Surfant sur les divagations d’un complotisme qu’il ne goutte guère, Will, comme à son habitude, a compulsé une TRÈS volumineuse documentation avant de mettre en chantier puis d’accoucher de ce très beau bébé de 323 pages qui dégage la perspective d’un futur où l’amour nous sauvera peut-être, mais pas comme nous le pensons (parce que sinon ça ne serait toujours pas fun).
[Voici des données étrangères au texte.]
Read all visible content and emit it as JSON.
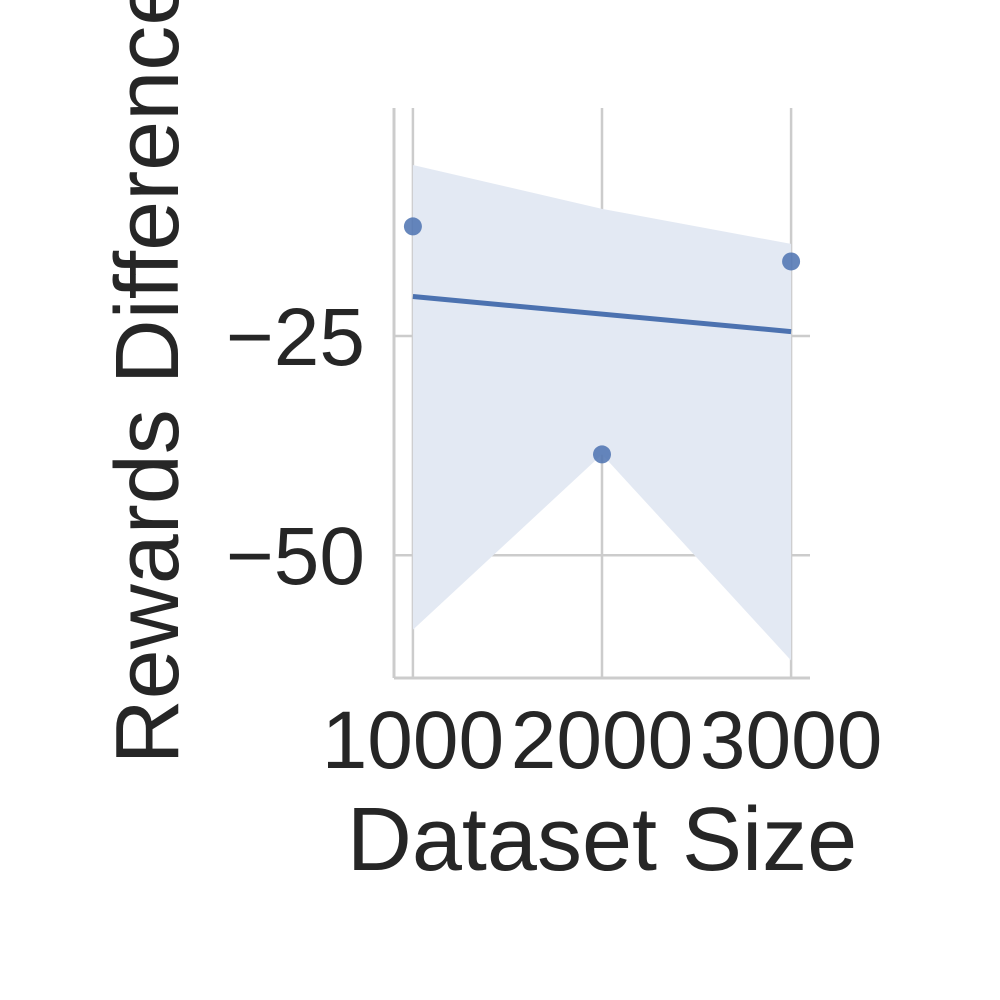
{
  "chart_data": {
    "type": "scatter",
    "xlabel": "Dataset Size",
    "ylabel": "Rewards Difference",
    "x": [
      1000,
      2000,
      3000
    ],
    "y": [
      -12.5,
      -38.5,
      -16.5
    ],
    "xticks": [
      1000,
      2000,
      3000
    ],
    "xtick_labels": [
      "1000",
      "2000",
      "3000"
    ],
    "yticks": [
      -25,
      -50
    ],
    "ytick_labels": [
      "−25",
      "−50"
    ],
    "xlim": [
      900,
      3100
    ],
    "ylim": [
      -64,
      1
    ],
    "grid": true,
    "regression": {
      "y_at_xmin": -20.5,
      "y_at_xmax": -24.5,
      "ci_band": {
        "upper": [
          -5.5,
          -10.5,
          -14.5
        ],
        "lower": [
          -58.5,
          -38.5,
          -62
        ]
      }
    },
    "colors": {
      "points": "#4c72b0",
      "line": "#4c72b0",
      "band": "#e3e9f3",
      "grid": "#cccccc",
      "text": "#262626"
    }
  }
}
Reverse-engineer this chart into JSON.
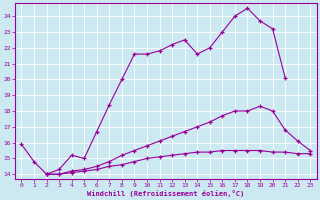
{
  "xlabel": "Windchill (Refroidissement éolien,°C)",
  "xlim": [
    -0.5,
    23.5
  ],
  "ylim": [
    13.7,
    24.8
  ],
  "xticks": [
    0,
    1,
    2,
    3,
    4,
    5,
    6,
    7,
    8,
    9,
    10,
    11,
    12,
    13,
    14,
    15,
    16,
    17,
    18,
    19,
    20,
    21,
    22,
    23
  ],
  "yticks": [
    14,
    15,
    16,
    17,
    18,
    19,
    20,
    21,
    22,
    23,
    24
  ],
  "bg_color": "#cce8f0",
  "line_color": "#990099",
  "grid_color": "#aaccdd",
  "line1_x": [
    0,
    1,
    2,
    3,
    4,
    5,
    6,
    7,
    8,
    9,
    10,
    11,
    12,
    13,
    14,
    15,
    16,
    17,
    18,
    19,
    20,
    21
  ],
  "line1_y": [
    15.9,
    14.8,
    14.0,
    14.3,
    15.2,
    15.0,
    16.7,
    18.4,
    20.0,
    21.6,
    21.6,
    21.8,
    22.2,
    22.5,
    21.6,
    22.0,
    23.0,
    24.0,
    24.5,
    23.7,
    23.2,
    20.1
  ],
  "line2_x": [
    2,
    3,
    4,
    5,
    6,
    7,
    8,
    9,
    10,
    11,
    12,
    13,
    14,
    15,
    16,
    17,
    18,
    19,
    20,
    21,
    22,
    23
  ],
  "line2_y": [
    14.0,
    14.0,
    14.2,
    14.3,
    14.5,
    14.8,
    15.2,
    15.5,
    15.8,
    16.1,
    16.4,
    16.7,
    17.0,
    17.3,
    17.7,
    18.0,
    18.0,
    18.3,
    18.0,
    16.8,
    16.1,
    15.5
  ],
  "line3_x": [
    2,
    3,
    4,
    5,
    6,
    7,
    8,
    9,
    10,
    11,
    12,
    13,
    14,
    15,
    16,
    17,
    18,
    19,
    20,
    21,
    22,
    23
  ],
  "line3_y": [
    14.0,
    14.0,
    14.1,
    14.2,
    14.3,
    14.5,
    14.6,
    14.8,
    15.0,
    15.1,
    15.2,
    15.3,
    15.4,
    15.4,
    15.5,
    15.5,
    15.5,
    15.5,
    15.4,
    15.4,
    15.3,
    15.3
  ]
}
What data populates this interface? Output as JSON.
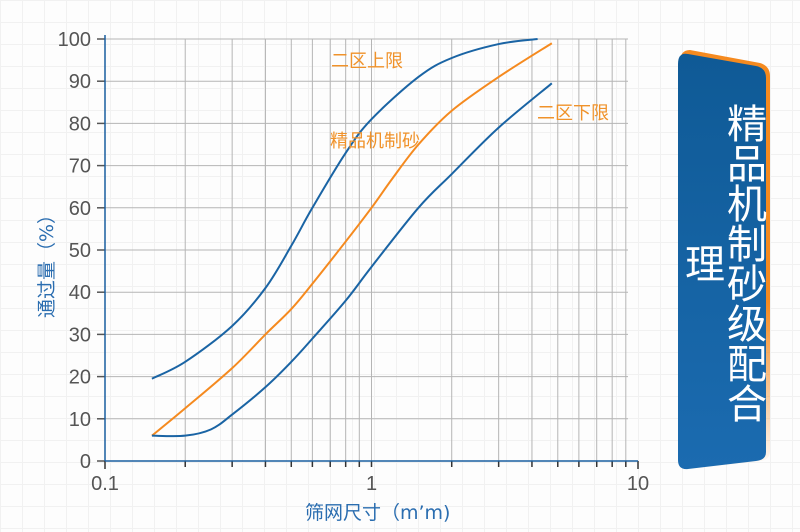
{
  "chart_data": {
    "type": "line",
    "title": "",
    "xlabel": "筛网尺寸（m’m)",
    "ylabel": "通过量（%）",
    "xscale": "log",
    "xlim": [
      0.1,
      10
    ],
    "ylim": [
      0,
      100
    ],
    "grid": true,
    "xticks": [
      "0.1",
      "1",
      "10"
    ],
    "yticks": [
      "0",
      "10",
      "20",
      "30",
      "40",
      "50",
      "60",
      "70",
      "80",
      "90",
      "100"
    ],
    "series": [
      {
        "name": "二区上限",
        "color": "#1a64a4",
        "x": [
          0.15,
          0.2,
          0.3,
          0.4,
          0.5,
          0.6,
          0.8,
          1,
          1.5,
          2,
          3,
          4.2
        ],
        "y": [
          19.5,
          23.5,
          32,
          41,
          51,
          60,
          73,
          81,
          91,
          95.5,
          98.8,
          100
        ]
      },
      {
        "name": "精品机制砂",
        "color": "#f58a1f",
        "x": [
          0.15,
          0.2,
          0.3,
          0.4,
          0.5,
          0.6,
          0.8,
          1,
          1.2,
          1.5,
          2,
          3,
          4.75
        ],
        "y": [
          6,
          12.5,
          22,
          30,
          36,
          42,
          52,
          60,
          67,
          75,
          83,
          91,
          99
        ]
      },
      {
        "name": "二区下限",
        "color": "#1a64a4",
        "x": [
          0.15,
          0.2,
          0.25,
          0.3,
          0.4,
          0.5,
          0.6,
          0.8,
          1,
          1.5,
          2,
          3,
          4.75
        ],
        "y": [
          6,
          6,
          7.5,
          11,
          17.5,
          23.5,
          29,
          38,
          46,
          60,
          68,
          79,
          89.5
        ]
      }
    ]
  },
  "banner": {
    "text": "精品机制砂级配合理",
    "color": "#1a64a4",
    "accent": "#f58a1f"
  }
}
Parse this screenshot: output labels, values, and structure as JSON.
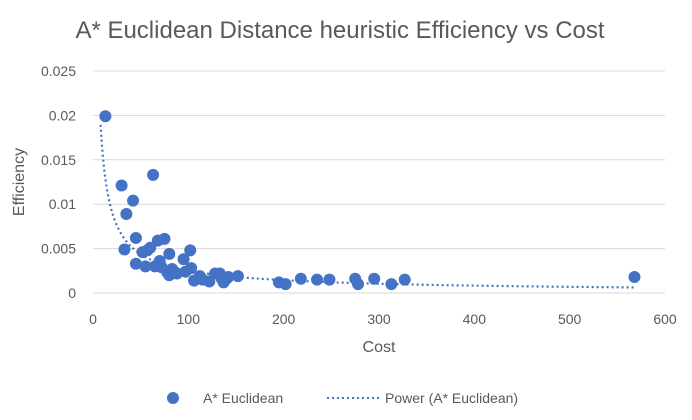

Appliquant à son écriture le rythme d’une compo rock (n’oubliez pas que le Monsieur est aussi musicien et producteur), tenant son récit d’une main douce mais ferme (ah oui, le Monsieur est aussi un cavalier accompli qui tient aussi bien son cheval que sa plume), Will affirme une fois de plus qu’il possède un style propre, un univers spécifique d’une incroyable richesse.
Un vent de folie
Et le sens des séquences coups de poing : mémorable, le passage où Icarus et les membres de son nouveau groupe partent enterrer dans le désert une tête de chaman momifiée piquée à un producteur lors d’une soirée arrosée, le tout sous l’œil fasciné et enthousiaste de la presse convoquée à bon escient par un manager malin. Je vous laisse parcourir ces pages complètement dingues qui ne sont pas sans évoquer le sort réservé à la dépouille de Gram Parsons, rocker de son état, incinéré par son pote Phil Kaufman dans les sables du parc national de Joshua Tree. Eh oui, once a rocker, always a rocker. Philippe Will a beau s’interroger sur les mystères de l’amour, il n’oublie pas ce pendant essentiel de sa propre vie, ni les fondamentaux de la communication, autre discipline où il excelle.
Des scènes aussi barrées ancrées cependant dans un solide terreau de véracité historique et scientifique, le roman en regorge, ne laissant aucun temps mort au lecteur qui se retrouve embarqué avec Icarus dans cette quête frénétique de l’amour plus fort que la mort. Car c’est initialement de cela qu’il s’agit. Fusionnant l’univers très froid de la littérature d’anticipation, le côté complètement foutraque des backstages, l’omniprésence oppressante de la technologie qui assujettit au lieu de libérer, Will s’offre ici une relecture anthologique du mythe d’Eros et de Thanatos. Elle vous laissera en tête bien plus qu’une histoire : des flashs, une sensation, une atmosphère, comme un vent de folie alimenté de riffs de gratte et de métempsychose.
Merci à Philippe Will pour son temps, ses réponses, sa dédicace.